Frankly, the announcement was anticlimactic. We were hoping President Trump would line up all the potential candidates on live TV to create a little more drama before making his selection!
While you may not have heard of Jay Powell until recently, he is not new to the Federal Open Market Committee (FOMC). In fact, he has been a governor at the Fed since 2012. And believe it or not, Jay Powell was actually an appointee of the Obama administration, despite being a Republican.
Furthermore, Powell is not an economist. He is a lawyer by trade and has experience in the private sector as an investment banker and partner at the Carlyle Group. Powell also served as an assistant secretary and undersecretary of the Treasury Department under President George W. Bush.
While many Republicans had been lobbying for John Taylor, the selection of Powell allows Trump to make his own mark on the Fed, and also proceed with his agenda without an overly hawkish Fed chair potentially derailing the economy.

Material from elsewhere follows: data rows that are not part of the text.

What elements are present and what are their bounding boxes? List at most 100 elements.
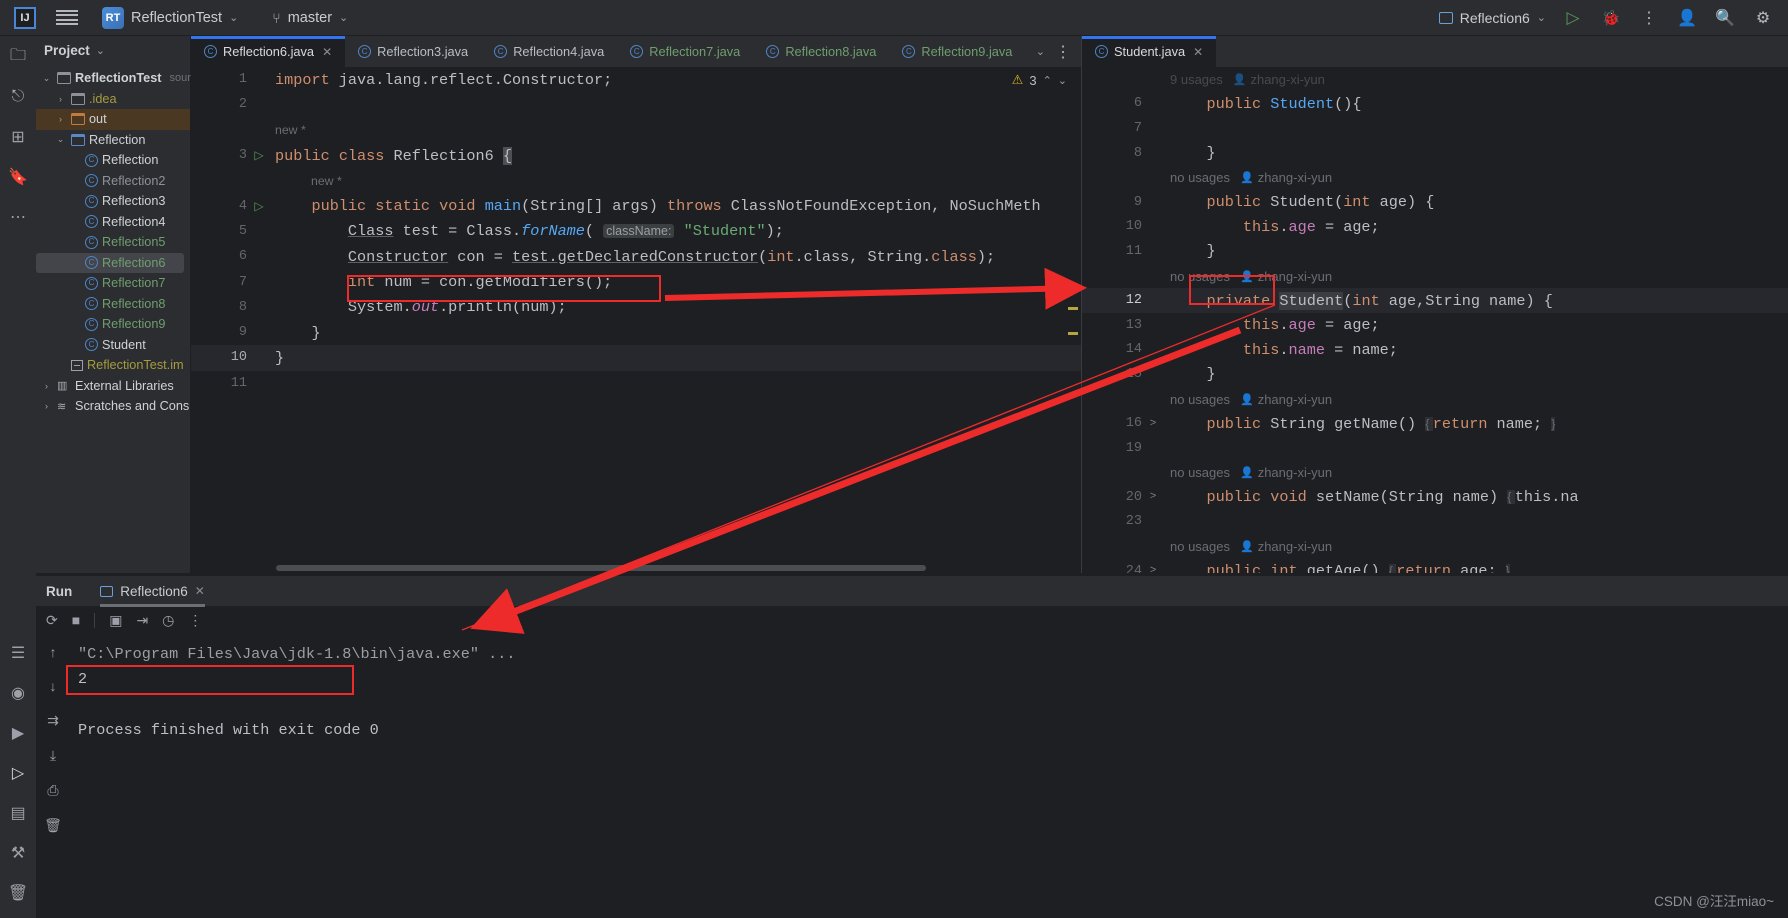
more-vertical-icon[interactable]: ⋮ — [188, 612, 202, 629]
code-line[interactable]: 3 ▷ public class Reflection6 { — [191, 143, 1081, 168]
code-line[interactable]: 9 public Student(int age) { — [1082, 190, 1788, 215]
chevron-right-icon[interactable]: › — [40, 381, 53, 391]
usage-count[interactable]: no usages — [1170, 392, 1230, 407]
chevron-right-icon[interactable]: › — [54, 94, 67, 104]
terminal-icon[interactable]: ▤ — [7, 802, 29, 824]
tree-node--idea[interactable]: › .idea — [36, 89, 190, 110]
editor-hscrollbar[interactable] — [191, 564, 1081, 573]
commit-icon[interactable]: ⎋ — [7, 86, 29, 108]
project-panel-header[interactable]: Project ⌄ — [36, 36, 190, 64]
close-icon[interactable]: ✕ — [1193, 45, 1203, 59]
tree-node-reflection8[interactable]: C Reflection8 — [36, 294, 190, 315]
code-line[interactable]: 13 this.age = age; — [1082, 313, 1788, 338]
code-line[interactable]: 16 > public String getName() { return nam… — [1082, 411, 1788, 436]
rerun-icon[interactable]: ⟳ — [46, 612, 58, 629]
tree-node-reflection3[interactable]: C Reflection3 — [36, 191, 190, 212]
code-line[interactable]: 23 — [1082, 510, 1788, 535]
hamburger-icon[interactable] — [56, 9, 78, 26]
code-line[interactable]: 10 this.age = age; — [1082, 215, 1788, 240]
trash-icon[interactable]: 🗑 — [7, 882, 29, 904]
chevron-down-icon[interactable]: ⌄ — [1036, 45, 1045, 58]
code-line[interactable]: 12 private Student(int age,String name) … — [1082, 288, 1788, 313]
code-line[interactable]: 6 Constructor con = test.getDeclaredCons… — [191, 244, 1081, 269]
code-line[interactable]: new * — [191, 168, 1081, 193]
code-line[interactable]: 7 int num = con.getModifiers(); — [191, 269, 1081, 294]
scroll-up-icon[interactable]: ↑ — [50, 644, 57, 660]
tree-node-reflectiontest-im[interactable]: ReflectionTest.im — [36, 355, 190, 376]
search-icon[interactable]: 🔍 — [1714, 7, 1736, 29]
tree-node-reflection[interactable]: ⌄ Reflection — [36, 130, 190, 151]
tree-node-out[interactable]: › out — [36, 109, 190, 130]
chevron-up-icon[interactable]: ⌃ — [1043, 74, 1052, 87]
code-vision-line[interactable]: no usages 👤 zhang-xi-yun — [1082, 165, 1788, 190]
export-icon[interactable]: ⇥ — [136, 612, 148, 629]
build-icon[interactable]: ⚒ — [7, 842, 29, 864]
tab-reflection4-java[interactable]: C Reflection4.java — [481, 36, 617, 67]
usage-count[interactable]: 9 usages — [1170, 72, 1223, 87]
code-line[interactable]: 24 > public int getAge() { return age; } — [1082, 559, 1788, 573]
chevron-right-icon[interactable]: › — [54, 114, 67, 124]
code-line[interactable]: 1 import java.lang.reflect.Constructor; — [191, 67, 1081, 92]
tree-node-reflection2[interactable]: C Reflection2 — [36, 171, 190, 192]
close-icon[interactable]: ✕ — [322, 45, 332, 59]
git-branch-selector[interactable]: ⑂ master ⌄ — [272, 10, 348, 26]
tree-node-external-libraries[interactable]: › ▥ External Libraries — [36, 376, 190, 397]
bookmarks-icon[interactable]: 🔖 — [7, 166, 29, 188]
run-line-icon[interactable]: ▷ — [247, 199, 271, 214]
run-line-icon[interactable]: ▷ — [247, 148, 271, 163]
tab-reflection6-java[interactable]: C Reflection6.java ✕ — [191, 36, 346, 67]
fold-expand-icon[interactable]: > — [1142, 418, 1164, 430]
student-code-area[interactable]: 9 usages 👤 zhang-xi-yun 6 public Student(){… — [1082, 67, 1788, 573]
code-line[interactable]: new * — [191, 118, 1081, 143]
code-line[interactable]: 10} — [191, 345, 1081, 371]
run-icon[interactable]: ▷ — [1562, 7, 1584, 29]
code-vision-line[interactable]: no usages 👤 zhang-xi-yun — [1082, 264, 1788, 289]
code-line[interactable]: 5 Class test = Class.forName( className:… — [191, 219, 1081, 244]
project-icon[interactable]: 🗀 — [7, 46, 29, 68]
tree-node-reflection4[interactable]: C Reflection4 — [36, 212, 190, 233]
tab-reflection7-java[interactable]: C Reflection7.java — [617, 36, 753, 67]
code-vision-line[interactable]: no usages 👤 zhang-xi-yun — [1082, 461, 1788, 486]
author-info[interactable]: 👤 zhang-xi-yun — [1240, 269, 1332, 284]
camera-icon[interactable]: ▣ — [109, 612, 122, 629]
settings-icon[interactable]: ⚙ — [1752, 7, 1774, 29]
tab-student-java[interactable]: C Student.java ✕ — [1082, 36, 1217, 67]
print-icon[interactable]: ⎙ — [47, 782, 58, 799]
code-line[interactable]: 4 ▷ public static void main(String[] args… — [191, 193, 1081, 218]
run-tool-icon[interactable]: ▷ — [7, 762, 29, 784]
tree-node-reflectiontest[interactable]: ⌄ ReflectionTest sourc — [36, 68, 197, 89]
code-line[interactable]: 6 public Student(){ — [1082, 92, 1788, 117]
run-tab-reflection6[interactable]: Reflection6 ✕ — [92, 576, 213, 607]
tree-node-student[interactable]: C Student — [36, 335, 190, 356]
code-line[interactable]: 20 > public void setName(String name) { t… — [1082, 485, 1788, 510]
tree-node-reflection9[interactable]: C Reflection9 — [36, 314, 190, 335]
tab-reflection9-java[interactable]: C Reflection9.java — [889, 36, 1025, 67]
soft-wrap-icon[interactable]: ⇉ — [47, 712, 59, 729]
usage-count[interactable]: no usages — [1170, 269, 1230, 284]
code-line[interactable]: 2 — [191, 92, 1081, 117]
author-info[interactable]: 👤 zhang-xi-yun — [1240, 170, 1332, 185]
inspection-widget[interactable]: ⚠ 3 ⌃ ⌄ — [1012, 72, 1067, 88]
tree-node-scratches-and-cons[interactable]: › ≋ Scratches and Cons — [36, 396, 190, 417]
structure-icon[interactable]: ⊞ — [7, 126, 29, 148]
chevron-down-icon[interactable]: ⌄ — [1058, 74, 1067, 87]
code-line[interactable]: 11 } — [1082, 239, 1788, 264]
tab-reflection3-java[interactable]: C Reflection3.java — [345, 36, 481, 67]
account-icon[interactable]: 👤 — [1676, 7, 1698, 29]
usage-count[interactable]: no usages — [1170, 170, 1230, 185]
code-line[interactable]: 19 — [1082, 436, 1788, 461]
chevron-down-icon[interactable]: ⌄ — [96, 44, 105, 57]
author-info[interactable]: 👤 zhang-xi-yun — [1233, 72, 1325, 87]
code-line[interactable]: 8 } — [1082, 141, 1788, 166]
chevron-right-icon[interactable]: › — [40, 401, 53, 411]
services-icon[interactable]: ▶ — [7, 722, 29, 744]
stripe-marker[interactable] — [1068, 307, 1078, 310]
clear-all-icon[interactable]: ⤓ — [50, 747, 56, 764]
editor-code-area[interactable]: 1 import java.lang.reflect.Constructor; 2 n… — [191, 67, 1081, 573]
code-vision-line[interactable]: 9 usages 👤 zhang-xi-yun — [1082, 67, 1788, 92]
close-icon[interactable]: ✕ — [195, 584, 205, 598]
chevron-down-icon[interactable]: ⌄ — [54, 134, 67, 145]
more-vertical-icon[interactable]: ⋮ — [1638, 7, 1660, 29]
fold-expand-icon[interactable]: > — [1142, 565, 1164, 573]
trash-icon[interactable]: 🗑 — [44, 817, 62, 834]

Senate confirmation shouldn’t be a problem for Powell. He was confirmed in 2012 by a wide margin (74-21), while all but one of the no votes
came from Republicans. Given that this is a Republican president appointing him now, we expect most of those no Republican votes to turn to yes, and a number of Democrats to vote no for show (though he will likely have more bipartisan support than any candidate other than Janet Yellen).
So what does it all mean for the bond and stock markets?

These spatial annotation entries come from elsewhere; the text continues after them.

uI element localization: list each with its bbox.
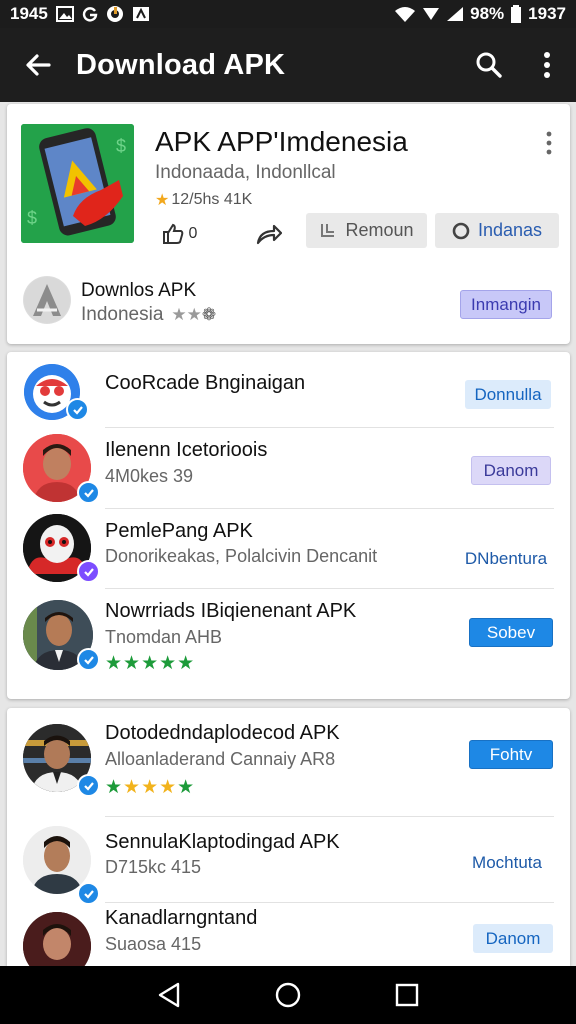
app-action-button[interactable]: Fohtv [469, 740, 553, 769]
featured-app-card[interactable]: $ $ APK APP'Imdenesia Indonaada, Indonll… [7, 104, 570, 344]
cell-signal-icon [446, 6, 464, 22]
app-subtitle: 4M0kes 39 [105, 466, 194, 486]
app-action-button[interactable]: Mochtuta [461, 848, 553, 877]
thumbs-up-icon [162, 223, 183, 244]
sub-app-button[interactable]: Inmangin [460, 290, 552, 319]
system-nav-bar [0, 966, 576, 1024]
share-button[interactable] [253, 216, 285, 252]
app-notification-icon [106, 5, 124, 23]
search-icon [476, 52, 502, 78]
list-item[interactable]: Nowrriads IBiqienenant APK Tnomdan AHB ★… [7, 588, 570, 692]
status-time-left: 1945 [10, 4, 48, 23]
app-action-button[interactable]: Donnulla [465, 380, 551, 409]
app-title: Kanadlarngntand [105, 907, 258, 929]
recents-square-icon [395, 983, 418, 1007]
featured-more-button[interactable] [542, 130, 556, 156]
app-list-card-1: CooRcade Bnginaigan Donnulla Ilenenn Ice… [7, 352, 570, 699]
app-rating-stars: ★★★★★ [105, 777, 196, 798]
verified-badge-icon [77, 560, 100, 583]
list-item[interactable]: Kanadlarngntand Suaosa 415 Danom [7, 902, 570, 966]
app-rating-stars: ★★★★★ [105, 653, 196, 674]
remove-icon [321, 223, 335, 237]
app-title: Dotodedndaplodecod APK [105, 722, 340, 744]
more-vert-icon [546, 131, 552, 155]
app-subtitle: Tnomdan AHB [105, 627, 223, 647]
battery-percent: 98% [470, 4, 505, 23]
app-action-button[interactable]: Sobev [469, 618, 553, 647]
app-action-button[interactable]: Danom [471, 456, 551, 485]
app-title: Ilenenn Icetorioois [105, 439, 268, 461]
app-subtitle: Alloanladerand Cannaiy AR8 [105, 749, 336, 769]
sub-app-meta: Indonesia ★★❁ [81, 304, 216, 326]
featured-app-rating: ★ 12/5hs 41K [155, 190, 252, 210]
svg-text:$: $ [27, 208, 37, 228]
sub-app-subtitle: Indonesia [81, 304, 164, 325]
back-arrow-icon [26, 54, 51, 76]
like-button[interactable]: 0 [155, 216, 203, 252]
list-item[interactable]: PemlePang APK Donorikeakas, Polalcivin D… [7, 508, 570, 588]
featured-app-title: APK APP'Imdenesia [155, 126, 408, 157]
app-title: CooRcade Bnginaigan [105, 372, 306, 394]
app-action-button[interactable]: DNbentura [459, 544, 553, 573]
featured-app-icon: $ $ [21, 124, 134, 243]
app-title: PemlePang APK [105, 520, 253, 542]
app-bar: Download APK [0, 28, 576, 102]
more-vert-icon [544, 52, 550, 78]
list-item[interactable]: SennulaKlaptodingad APK D715kc 415 Mocht… [7, 816, 570, 905]
status-time-right: 1937 [528, 4, 566, 23]
app-title: Nowrriads IBiqienenant APK [105, 600, 357, 622]
verified-badge-icon [77, 774, 100, 797]
rating-text: 12/5hs 41K [171, 191, 253, 208]
overflow-menu-button[interactable] [518, 28, 576, 102]
google-notification-icon [82, 6, 98, 22]
sub-app-title: Downlos APK [81, 280, 197, 301]
verified-badge-icon [77, 648, 100, 671]
remove-button[interactable]: Remoun [306, 213, 427, 248]
app-subtitle: Suaosa 415 [105, 934, 202, 954]
battery-icon [510, 5, 522, 23]
remove-label: Remoun [345, 220, 414, 240]
verified-badge-icon [66, 398, 89, 421]
featured-app-subtitle: Indonaada, Indonllcal [155, 162, 336, 183]
nav-recents-button[interactable] [387, 975, 427, 1015]
sub-rating-stars: ★★❁ [171, 305, 217, 324]
download-apk-logo [23, 276, 71, 324]
app-avatar [23, 912, 91, 966]
home-circle-icon [275, 982, 301, 1008]
app-title: SennulaKlaptodingad APK [105, 831, 340, 853]
wifi-icon [394, 6, 416, 22]
nav-back-button[interactable] [149, 975, 189, 1015]
verified-badge-icon [77, 481, 100, 504]
svg-text:$: $ [116, 136, 126, 156]
gallery-notification-icon [55, 6, 74, 22]
list-item[interactable]: Dotodedndaplodecod APK Alloanladerand Ca… [7, 708, 570, 816]
status-bar: 1945 98% 1937 [0, 0, 576, 28]
app-subtitle: Donorikeakas, Polalcivin Dencanit [105, 546, 378, 566]
list-item[interactable]: Ilenenn Icetorioois 4M0kes 39 Danom [7, 428, 570, 508]
page-title: Download APK [76, 48, 286, 81]
circle-icon [452, 222, 470, 239]
indonesia-button[interactable]: Indanas [435, 213, 559, 248]
app-action-button[interactable]: Danom [473, 924, 553, 953]
share-arrow-icon [256, 224, 282, 245]
signal-triangle-icon [422, 6, 440, 22]
nav-home-button[interactable] [268, 975, 308, 1015]
back-button[interactable] [0, 28, 76, 102]
like-count: 0 [188, 225, 198, 242]
rating-star-icon: ★ [155, 192, 170, 209]
list-item[interactable]: CooRcade Bnginaigan Donnulla [7, 352, 570, 428]
app-subtitle: D715kc 415 [105, 857, 202, 877]
app-list-card-2: Dotodedndaplodecod APK Alloanladerand Ca… [7, 708, 570, 966]
search-button[interactable] [460, 28, 518, 102]
back-triangle-icon [159, 982, 180, 1008]
store-notification-icon [132, 6, 150, 22]
indonesia-label: Indanas [477, 220, 543, 240]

Well, first things first. Janet Yellen is still the chair until February 2018, so she will lead the next two FOMC meetings. That said, we see Powell as a much friendlier pick for the markets compared with Taylor or Kevin Warsh, who are seen as more hawkish. While Powell is a Republican, his views on monetary policy are not that dissimilar from Chair Yellen, so we expect continuity with current policy.

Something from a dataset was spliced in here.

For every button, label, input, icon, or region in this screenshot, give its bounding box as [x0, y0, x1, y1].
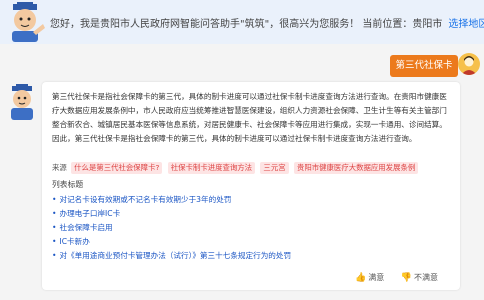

In fact, given that Powell is less married to the Phillips curve[1] than Yellen, he could end up more dovish on some fronts. One important difference between Yellen and Powell – and the reason markets favored him – is his deregulatory bend. There is also hope that that Powell will remove some of the red tape put in place from the Volcker Rule and other post-crisis regulations. While he’ll likely have more of a deregulatory impulse than Janet Yellen, given that he has been at the Fed for five years, he may be less of a deregulator than Warsh or Taylor may have been.
We see Powell as a perfect fit for President Trump’s pro-growth agenda, as he will likely continue on the gradual policy normalization path that Yellen put in place, with a deregulatory kicker for the economy. We don’t expect any changes to the balance sheet unwind plan that Yellen started last month.
Ultimately, Powell’s appointment wouldn’t do anything to change our view that the Fed is going to hike rates again at the December meeting. What will be important to watch now is who is nominated for the vice chair position opening at the Fed. If John Taylor gets the nod, it could scare the bond market a bit.